DHL Express invests $90 Million to expand and modernise New York–area operations
Summary
DHL Express is investing $90 million to expand and modernise its operations around New York City. The plan centres on a new 92,505-square-foot service centre in Jersey City (due to open by the end of November 2025), a much larger automated Brooklyn facility, and upgraded connectivity via a new direct flight between DHL’s CVG hub and Newark Liberty International Airport.
The Jersey City centre will include EV charging, improved courier access, and upgraded dispatch and material-handling systems to double sort capacity from 3,000 to 6,000 conveyable pieces per hour.

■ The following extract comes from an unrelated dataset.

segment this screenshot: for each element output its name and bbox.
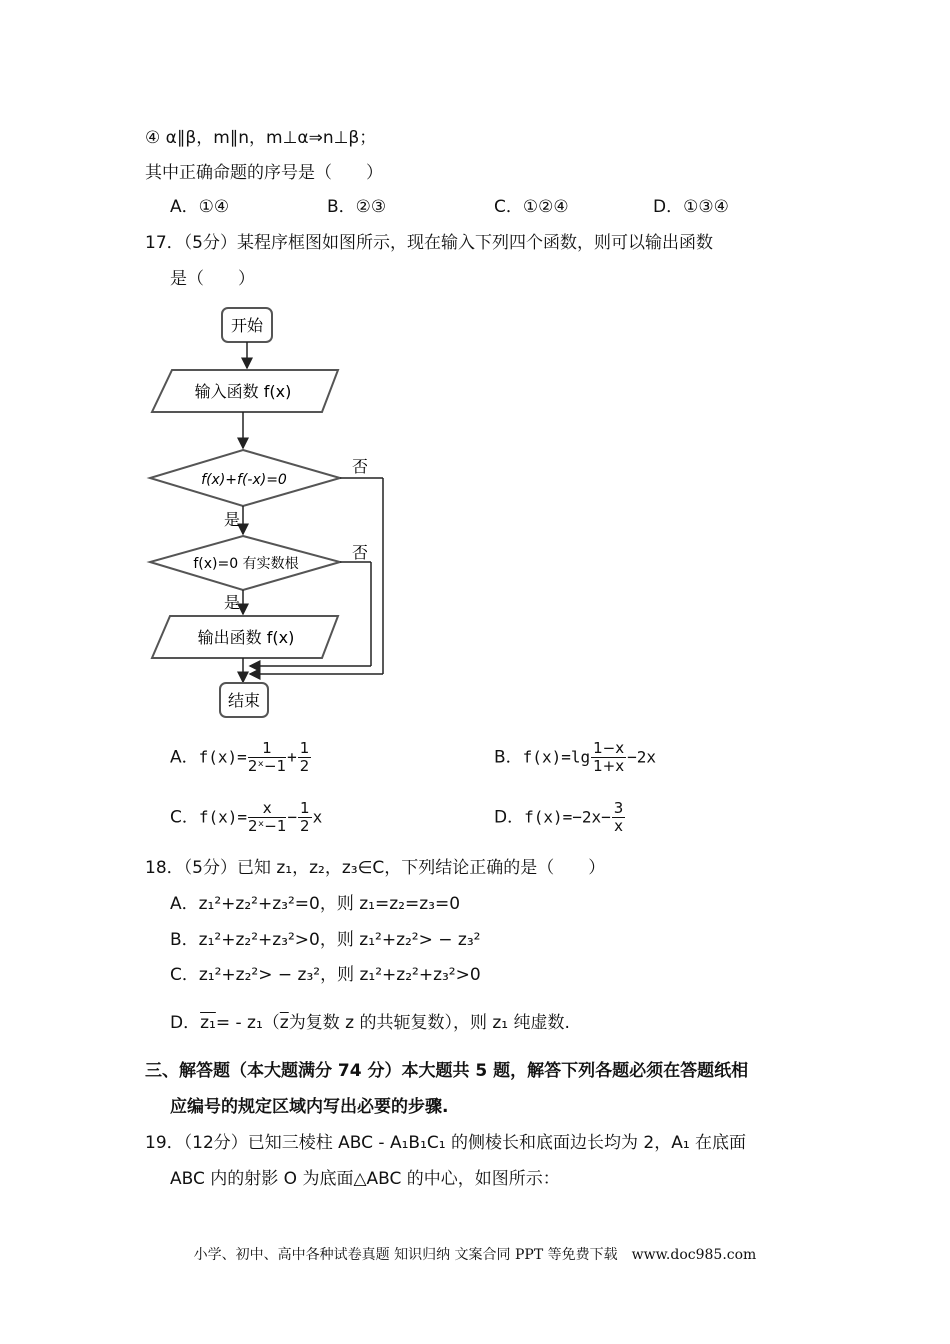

The Brooklyn site expands to 70,202 sq ft and doubles its sort throughput as well. DHL says the moves will rebalance volumes across Brooklyn, the Bronx, Queens, Long Island City and Hauppauge, improve reliability, reduce transit times and support sustainability goals.
Key Points
- DHL is spending $90M on new facilities and automation upgrades across the New York metro area.
- Manhattan service operations move to a 92,505 sq ft Jersey City service centre, five miles from Lower Manhattan.
- Jersey City site features EV charging, better courier access, upgraded dispatch systems and will double sort capacity to 6,000 pieces/hour.
- Brooklyn facility expands to 70,202 sq ft and doubles sorting capacity from 1,500 to 3,000 pieces/hour.
- New direct air route from Cincinnati/Northern Kentucky (CVG) to Newark (EWR) aims to cut transit times and boost reliability for the region.
Context and Relevance
This is a strategic, multi-year investment planned since Q2 2023 to modernise DHL Express’ U.S. network and address rising demand in a key international gateway. The upgrades target throughput bottlenecks, last-mile efficiency and air connectivity — all critical factors for express carriers competing on speed and reliability in dense urban markets.
For shippers, e-commerce retailers and 3PLs operating in or shipping to the New York metro area, the changes should mean faster pickups and deliveries, fewer location-based delays, and improved predictability. The emphasis on EV infrastructure and automation also reflects wider industry trends toward sustainability and labour-efficient operations.
Why should I read this?
Because if you ship into or out of NYC, this will affect your timelines and choices. Short version: DHL’s spending serious money to move packages quicker and cleaner around one of the trickiest urban markets. Worth knowing now, not later.
Author’s take
Punchy: This isn’t just an expansion — it’s a targeted optimisation of the network in one of the world’s busiest trade gateways. Expect meaningful service gains for customers in the metro area.